A mother gives her newborn many gifts to have a healthy start to life: she provides food, she provides care, and offers an endless supply of love. A mother also gives a gift that is special because it can come only from her – immunity against deadly diseases. During pregnancy, a mother shares her immunity with her newborn, whose own immune system is not yet fully formed and needs time to develop.
We are learning more about a mother’s gift of immunity, and that there are simple ways to help mom increase the chances for baby to have a healthy start. New research – including a study from South Africa published today in the New England Journal of Medicine – suggests that making sure mothers receive essential vaccines during pregnancy is a powerful gift to newborns. The protection that vaccines provide mom can be transferred to baby.
The protection that vaccines provide mom can be transferred to baby.
The South Africa study was conducted by the University of the Witwatersrand and focused on influenza, or flu.
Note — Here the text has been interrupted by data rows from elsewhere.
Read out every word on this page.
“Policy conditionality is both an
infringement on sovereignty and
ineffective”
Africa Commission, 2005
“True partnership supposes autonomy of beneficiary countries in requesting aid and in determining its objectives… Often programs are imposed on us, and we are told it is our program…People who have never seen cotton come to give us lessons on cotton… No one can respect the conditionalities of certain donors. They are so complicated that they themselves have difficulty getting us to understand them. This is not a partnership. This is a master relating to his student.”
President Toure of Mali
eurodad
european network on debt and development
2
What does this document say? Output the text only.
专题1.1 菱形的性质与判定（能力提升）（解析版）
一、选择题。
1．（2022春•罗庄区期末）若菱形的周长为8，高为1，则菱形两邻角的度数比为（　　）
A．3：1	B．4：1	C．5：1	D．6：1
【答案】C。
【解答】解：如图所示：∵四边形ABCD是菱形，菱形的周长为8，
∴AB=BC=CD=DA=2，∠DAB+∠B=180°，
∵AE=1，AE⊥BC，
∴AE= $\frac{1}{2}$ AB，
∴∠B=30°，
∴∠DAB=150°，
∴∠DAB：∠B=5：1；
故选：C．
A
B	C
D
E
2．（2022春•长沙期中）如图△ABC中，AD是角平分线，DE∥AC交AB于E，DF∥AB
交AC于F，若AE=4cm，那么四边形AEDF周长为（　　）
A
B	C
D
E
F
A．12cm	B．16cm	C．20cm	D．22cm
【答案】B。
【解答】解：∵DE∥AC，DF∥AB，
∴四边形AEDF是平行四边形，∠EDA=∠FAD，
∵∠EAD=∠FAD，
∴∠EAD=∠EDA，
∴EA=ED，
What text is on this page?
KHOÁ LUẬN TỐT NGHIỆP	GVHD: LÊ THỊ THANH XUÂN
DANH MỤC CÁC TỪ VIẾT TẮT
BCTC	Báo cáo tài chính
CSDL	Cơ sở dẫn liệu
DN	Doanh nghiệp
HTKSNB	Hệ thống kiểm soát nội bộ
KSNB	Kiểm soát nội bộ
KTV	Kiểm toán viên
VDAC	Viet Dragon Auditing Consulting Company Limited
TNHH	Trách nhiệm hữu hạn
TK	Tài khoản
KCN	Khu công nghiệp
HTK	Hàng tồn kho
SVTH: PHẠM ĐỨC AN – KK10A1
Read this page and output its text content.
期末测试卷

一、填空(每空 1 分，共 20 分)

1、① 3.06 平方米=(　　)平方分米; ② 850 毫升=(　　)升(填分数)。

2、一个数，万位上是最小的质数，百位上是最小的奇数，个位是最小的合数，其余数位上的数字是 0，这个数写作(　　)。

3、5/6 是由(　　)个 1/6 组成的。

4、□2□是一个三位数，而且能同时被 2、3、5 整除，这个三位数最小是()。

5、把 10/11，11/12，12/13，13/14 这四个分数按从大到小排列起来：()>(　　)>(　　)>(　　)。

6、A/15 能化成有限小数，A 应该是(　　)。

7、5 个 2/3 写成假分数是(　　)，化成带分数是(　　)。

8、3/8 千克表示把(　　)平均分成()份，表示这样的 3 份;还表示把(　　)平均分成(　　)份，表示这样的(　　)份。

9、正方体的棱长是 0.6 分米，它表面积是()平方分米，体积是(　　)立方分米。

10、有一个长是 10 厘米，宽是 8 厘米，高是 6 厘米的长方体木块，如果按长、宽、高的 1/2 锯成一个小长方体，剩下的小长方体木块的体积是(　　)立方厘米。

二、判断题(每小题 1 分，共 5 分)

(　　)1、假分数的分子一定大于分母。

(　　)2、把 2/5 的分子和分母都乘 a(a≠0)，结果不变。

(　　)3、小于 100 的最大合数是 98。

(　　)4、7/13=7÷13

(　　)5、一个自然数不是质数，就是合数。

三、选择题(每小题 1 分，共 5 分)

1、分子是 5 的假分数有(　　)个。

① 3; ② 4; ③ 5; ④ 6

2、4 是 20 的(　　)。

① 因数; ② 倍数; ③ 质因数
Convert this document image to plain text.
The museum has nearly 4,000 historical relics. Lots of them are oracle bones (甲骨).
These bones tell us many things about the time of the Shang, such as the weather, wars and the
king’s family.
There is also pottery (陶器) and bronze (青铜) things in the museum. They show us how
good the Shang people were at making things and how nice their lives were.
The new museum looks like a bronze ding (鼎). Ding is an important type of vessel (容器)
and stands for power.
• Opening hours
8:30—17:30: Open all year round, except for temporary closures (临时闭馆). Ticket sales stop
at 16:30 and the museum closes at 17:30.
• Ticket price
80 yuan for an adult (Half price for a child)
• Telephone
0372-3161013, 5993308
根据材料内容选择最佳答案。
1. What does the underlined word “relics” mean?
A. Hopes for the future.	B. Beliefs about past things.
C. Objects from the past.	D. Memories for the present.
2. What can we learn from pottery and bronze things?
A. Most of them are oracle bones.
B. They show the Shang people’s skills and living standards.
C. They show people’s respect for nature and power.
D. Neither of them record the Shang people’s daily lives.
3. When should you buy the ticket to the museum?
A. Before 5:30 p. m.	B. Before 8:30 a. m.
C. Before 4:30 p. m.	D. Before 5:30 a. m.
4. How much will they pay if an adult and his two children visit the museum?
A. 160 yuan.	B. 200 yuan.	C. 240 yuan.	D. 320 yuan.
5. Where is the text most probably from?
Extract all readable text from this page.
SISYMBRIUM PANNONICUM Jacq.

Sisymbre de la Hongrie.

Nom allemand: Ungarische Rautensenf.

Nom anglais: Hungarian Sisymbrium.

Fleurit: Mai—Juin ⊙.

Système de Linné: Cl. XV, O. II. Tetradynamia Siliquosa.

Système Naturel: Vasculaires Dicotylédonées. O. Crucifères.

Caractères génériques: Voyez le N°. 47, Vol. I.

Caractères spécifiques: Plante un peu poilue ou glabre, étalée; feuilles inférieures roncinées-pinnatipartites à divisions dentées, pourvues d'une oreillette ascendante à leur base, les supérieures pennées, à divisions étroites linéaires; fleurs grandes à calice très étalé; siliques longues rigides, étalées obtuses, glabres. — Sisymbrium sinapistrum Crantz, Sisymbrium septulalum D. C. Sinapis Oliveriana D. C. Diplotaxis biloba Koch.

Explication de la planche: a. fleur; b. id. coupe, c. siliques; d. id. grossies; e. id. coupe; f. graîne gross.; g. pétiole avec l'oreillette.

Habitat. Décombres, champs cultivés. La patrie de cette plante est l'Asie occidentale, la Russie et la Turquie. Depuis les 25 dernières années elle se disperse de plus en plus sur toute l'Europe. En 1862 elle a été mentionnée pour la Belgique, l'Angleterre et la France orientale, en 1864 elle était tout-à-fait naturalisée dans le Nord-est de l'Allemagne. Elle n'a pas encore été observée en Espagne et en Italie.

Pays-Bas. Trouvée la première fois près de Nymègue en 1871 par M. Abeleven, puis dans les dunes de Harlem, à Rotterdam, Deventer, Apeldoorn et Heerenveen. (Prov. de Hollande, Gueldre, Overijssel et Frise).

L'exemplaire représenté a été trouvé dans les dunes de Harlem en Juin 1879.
Influenza is a major health concern for both newborns and pregnant mothers, who are at heightened risk for serious illness and death due to flu. The study found that providing flu vaccines to mothers while they were pregnant was safe and helped protect mom from getting sick. Critically, the mother’s protection against flu was gifted to her newborn, who was also protected.
These findings corroborate results from previous research in Bangladesh, and support recommendations from the World Health Organization that pregnant mothers be prioritized for flu vaccines. The foundation provided support to the South Africa and Bangladesh studies, and is supporting companion research underway in Mali and Nepal. Altogether more than 10,000 moms and their babies will participate in this important research.
Conducting studies in different populations and geographies allows us to learn additional things in each place. For example, the South Africa study was able to evaluate whether the flu vaccine was safe and effective in mothers regardless of HIV status. This is a key consideration because HIV is a serious health problem in the country.
Vaccinating mom to protect baby is a novel solution to the long-standing challenge of reducing neonatal mortality. Flu vaccine was not developed for newborns and is not approved for children younger than 6 months of age. Research is needed to evaluate the safety and effectiveness of a maternal immunization strategy to prevent other diseases of newborns, such as infections due to the Respiratory Syncytial Virus (RSV), whooping cough (Pertussis), the Group B Streptococcus (GBS) and Tetanus. These infections disproportionately affect neonates and are preventable by vaccines.
Every year, more than 3 million newborns die during their first four weeks of life, often from vaccine-preventable infections. Harnessing a mother’s gift to build children’s immunity is a promising strategy to save lives. Every child deserves a healthy start to life, and every mother deserves the chance to provide that start.